As summer heat continues across Texas, the amount and impact of that heat affects people and places in different ways. A new report by the Guardian maps Houston’s heat, its poverty and its trees.
Erum Salam is a reporter on that project. She told Texas Standard that trees are less common in poorer parts of the country than they are in more affluent areas. Salam grew up in Houston.
“[Houston] is unique in the fact that it’s the only major U.S. City without any zoning laws,” Salam said. “You pass a lot of strip malls and a lot of concrete in many areas, and other areas are teeming with greenery and live oak trees and beautiful scenes of nature.”
More than lack of zoning, Salam says inequities in tree cover go back to redlining – the process of refusing home loans to people of color in specific neighborhoods.
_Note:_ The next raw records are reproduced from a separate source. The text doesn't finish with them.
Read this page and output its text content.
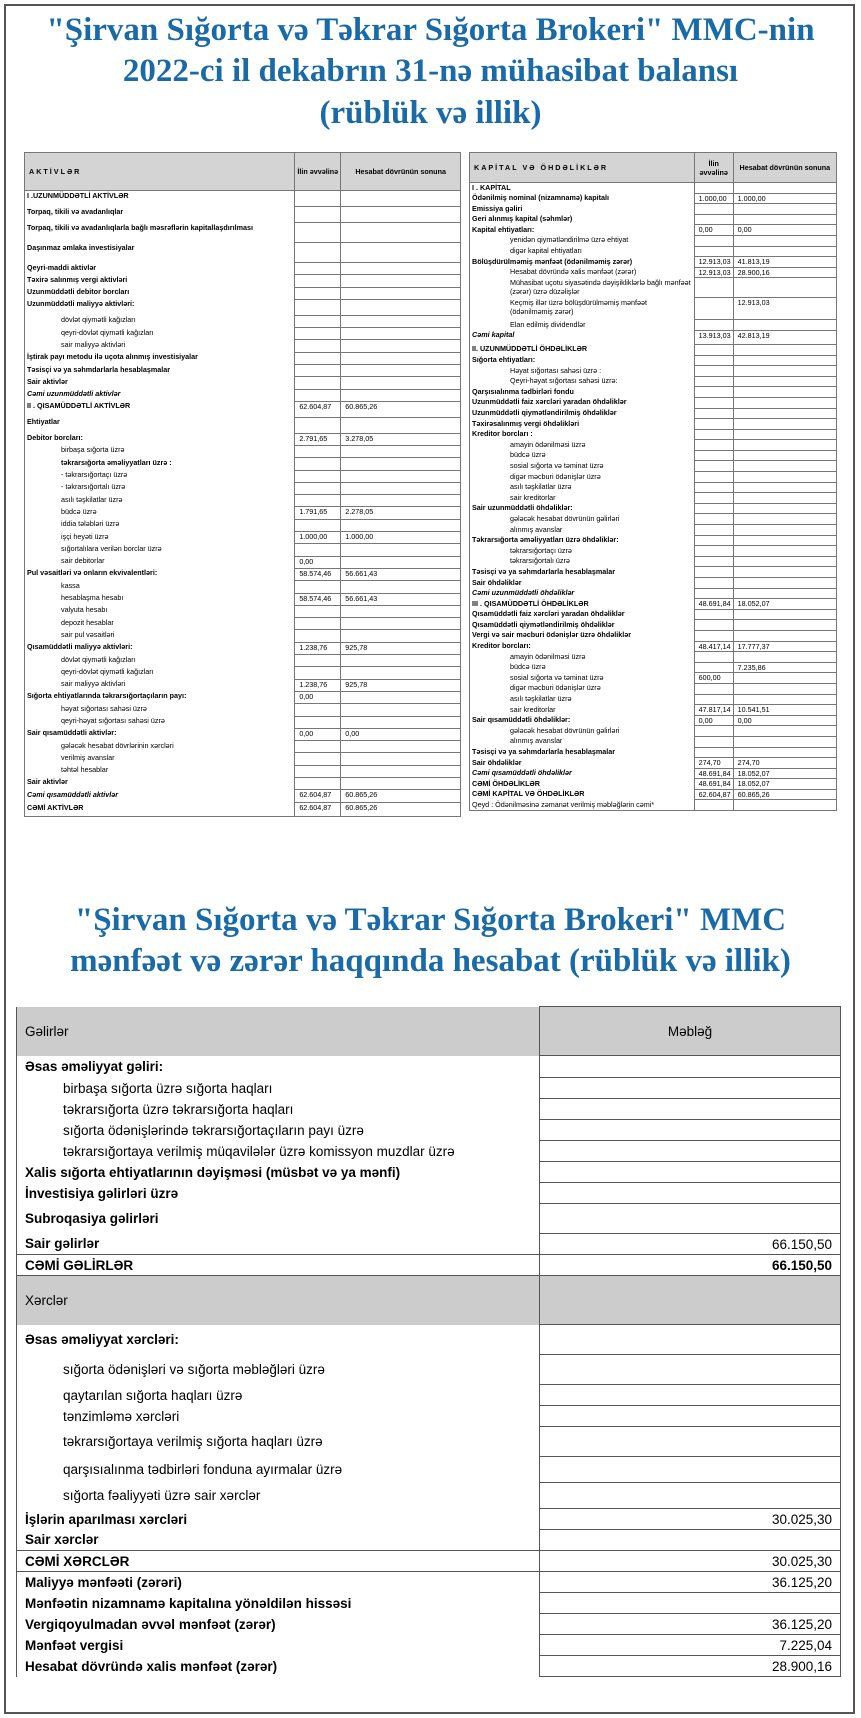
"Şirvan Sığorta və Təkrar Sığorta Brokeri" MMC-nin
2022-ci il dekabrın 31-nə mühasibat balansı
(rüblük və illik)
AKTİVLƏR	İlin əvvəlinə	Hesabat dövrünün sonuna
I .UZUNMÜDDƏTLİ AKTİVLƏR		
Torpaq, tikili və avadanlıqlar		
Torpaq, tikili və avadanlıqlarla bağlı məsrəflərin kapitallaşdırılması		
Daşınmaz əmlaka investisiyalar		
Qeyri-maddi aktivlər		
Təxirə salınmış vergi aktivləri		
Uzunmüddətli debitor borcları		
Uzunmüddətli maliyyə aktivləri:		
dövlət qiymətli kağızları		
qeyri-dövlət qiymətli kağızları		
sair maliyyə aktivləri		
İştirak payı metodu ilə uçota alınmış investisiyalar		
Təsisçi və ya səhmdarlarla hesablaşmalar		
Sair aktivlər		
Cəmi uzunmüddətli aktivlər		
II . QISAMÜDDƏTLİ AKTİVLƏR	62.604,87	60.865,26
Ehtiyatlar		
Debitor borcları:	2.791,65	3.278,05
birbaşa sığorta üzrə		
təkrarsığorta əməliyyatları üzrə :		
- təkrarsığortaçı üzrə		
- təkrarsığortalı üzrə		
asılı təşkilatlar üzrə		
büdcə üzrə	1.791,65	2.278,05
iddia tələbləri üzrə		
işçi heyəti üzrə	1.000,00	1.000,00
sığortalılara verilən borclar üzrə		
sair debitorlar	0,00	
Pul vəsaitləri və onların ekvivalentləri:	58.574,46	56.661,43
kassa		
hesablaşma hesabı	58.574,46	56.661,43
valyuta hesabı		
depozit hesablar		
sair pul vəsaitləri		
Qısamüddətli maliyyə aktivləri:	1.238,76	925,78
dövlət qiymətli kağızları		
qeyri-dövlət qiymətli kağızları		
sair maliyyə aktivləri	1.238,76	925,78
Sığorta ehtiyatlarında təkrarsığortaçıların payı:	0,00	
həyat sığortası sahəsi üzrə		
qeyri-həyat sığortası sahəsi üzrə		
Sair qısamüddətli aktivlər:	0,00	0,00
gələcək hesabat dövrlərinin xərcləri		
verilmiş avanslar		
təhtəl hesablar		
Sair aktivlər		
Cəmi qısamüddətli aktivlər	62.604,87	60.865,26
CƏMİ AKTİVLƏR	62.604,87	60.865,26
KAPİTAL VƏ ÖHDƏLİKLƏR	İlin əvvəlinə	Hesabat dövrünün sonuna
I . KAPİTAL		
Ödənilmiş nominal (nizamnamə) kapitalı	1.000,00	1.000,00
Emissiya gəliri		
Geri alınmış kapital (səhmlər)		
Kapital ehtiyatları:	0,00	0,00
yenidən qiymətləndirilmə üzrə ehtiyat		
digər kapital ehtiyatları		
Bölüşdürülməmiş mənfəət (ödənilməmiş zərər)	12.913,03	41.813,19
Hesabat dövründə xalis mənfəət (zərər)	12.913,03	28.900,16
Mühasibat uçotu siyasətində dəyişikliklərlə bağlı mənfəət (zərər) üzrə düzəlişlər		
Keçmiş illər üzrə bölüşdürülməmiş mənfəət (ödənilməmiş zərər)		12.913,03
Elan edilmiş dividendlər		
Cəmi kapital	13.913,03	42.813,19
II. UZUNMÜDDƏTLİ ÖHDƏLİKLƏR		
Sığorta ehtiyatları:		
Həyat sığortası sahəsi üzrə :		
Qeyri-həyat sığortası sahəsi üzrə:		
Qarşısıalınma tədbirləri fondu		
Uzunmüddətli faiz xərcləri yaradan öhdəliklər		
Uzunmüddətli qiymətləndirilmiş öhdəliklər		
Təxirəsalınmış vergi öhdəlikləri		
Kreditor borcları :		
amayin ödənilməsi üzrə		
büdcə üzrə		
sosial sığorta və təminat üzrə		
digər məcburi ödənişlər üzrə		
asılı təşkilatlar üzrə		
sair kreditorlar		
Sair uzunmüddətli öhdəliklər:		
gələcək hesabat dövrünün gəlirləri		
alınmış avanslar		
Təkrarsığorta əməliyyatları üzrə öhdəliklər:		
təkrarsığortaçı üzrə		
təkrarsığortalı üzrə		
Təsisçi və ya səhmdarlarla hesablaşmalar		
Sair öhdəliklər		
Cəmi uzunmüddətli öhdəliklər		
III . QISAMÜDDƏTLİ ÖHDƏLİKLƏR	48.691,84	18.052,07
Qısamüddətli faiz xərcləri yaradan öhdəliklər		
Qısamüddətli qiymətləndirilmiş öhdəliklər		
Vergi və sair məcburi ödənişlər üzrə öhdəliklər		
Kreditor borcları:	48.417,14	17.777,37
amayin ödənilməsi üzrə		
büdcə üzrə		7.235,86
sosial sığorta və təminat üzrə	600,00	
digər məcburi ödənişlər üzrə		
asılı təşkilatlar üzrə		
sair kreditorlar	47.817,14	10.541,51
Sair qısamüddətli öhdəliklər:	0,00	0,00
gələcək hesabat dövrünün gəlirləri		
alınmış avanslar		
Təsisçi və ya səhmdarlarla hesablaşmalar		
Sair öhdəliklər	274,70	274,70
Cəmi qısamüddətli öhdəliklər	48.691,84	18.052,07
CƏMİ ÖHDƏLİKLƏR	48.691,84	18.052,07
CƏMİ KAPİTAL VƏ ÖHDƏLİKLƏR	62.604,87	60.865,26
Qeyd : Ödənilməsinə zəmanət verilmiş məbləğlərin cəmi*		
"Şirvan Sığorta və Təkrar Sığorta Brokeri" MMC
mənfəət və zərər haqqında hesabat (rüblük və illik)
Gəlirlər	Məbləğ
Əsas əməliyyat gəliri:	
birbaşa sığorta üzrə sığorta haqları	
təkrarsığorta üzrə təkrarsığorta haqları	
sığorta ödənişlərində təkrarsığortaçıların payı üzrə	
təkrarsığortaya verilmiş müqavilələr üzrə komissyon muzdlar üzrə	
Xalis sığorta ehtiyatlarının dəyişməsi (müsbət və ya mənfi)	
İnvestisiya gəlirləri üzrə	
Subroqasiya gəlirləri	
Sair gəlirlər	66.150,50
CƏMİ GƏLİRLƏR	66.150,50
Xərclər	
Əsas əməliyyat xərcləri:	
sığorta ödənişləri və sığorta məbləğləri üzrə	
qaytarılan sığorta haqları üzrə	
tənzimləmə xərcləri	
təkrarsığortaya verilmiş sığorta haqları üzrə	
qarşısıalınma tədbirləri fonduna ayırmalar üzrə	
sığorta fəaliyyəti üzrə sair xərclər	
İşlərin aparılması xərcləri	30.025,30
Sair xərclər	
CƏMİ XƏRCLƏR	30.025,30
Maliyyə mənfəəti (zərəri)	36.125,20
Mənfəətin nizamnamə kapitalına yönəldilən hissəsi	
Vergiqoyulmadan əvvəl mənfəət (zərər)	36.125,20
Mənfəət vergisi	7.225,04
Hesabat dövründə xalis mənfəət (zərər)	28.900,16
“Even though redlining is technically outlawed, the effects of redlining are still present today,” she said.
In the Houston area, Salam points to The Woodlands and River Oaks, which have always been wealthy areas, that have many healthy trees. In Sharpstown, by contrast, located in southwest Houston, there are few trees. Sharpstown is a diverse area affected by significant poverty.
Tree-planting is often done by homeowners. More people in wealthy neighborhoods own their homes and have the ability to plant new trees, or benefit from trees that have existed for some time.
Salam says the presence of trees in an area can reduce temperatures by up to 20 degrees.
“In Texas, the difference between 85 degrees and 95 degrees can certainly be felt,” Salam said.
Salam argues that homeowners should be incentivized to plant and care for trees, and to encourage communities to see that more trees are planted, too.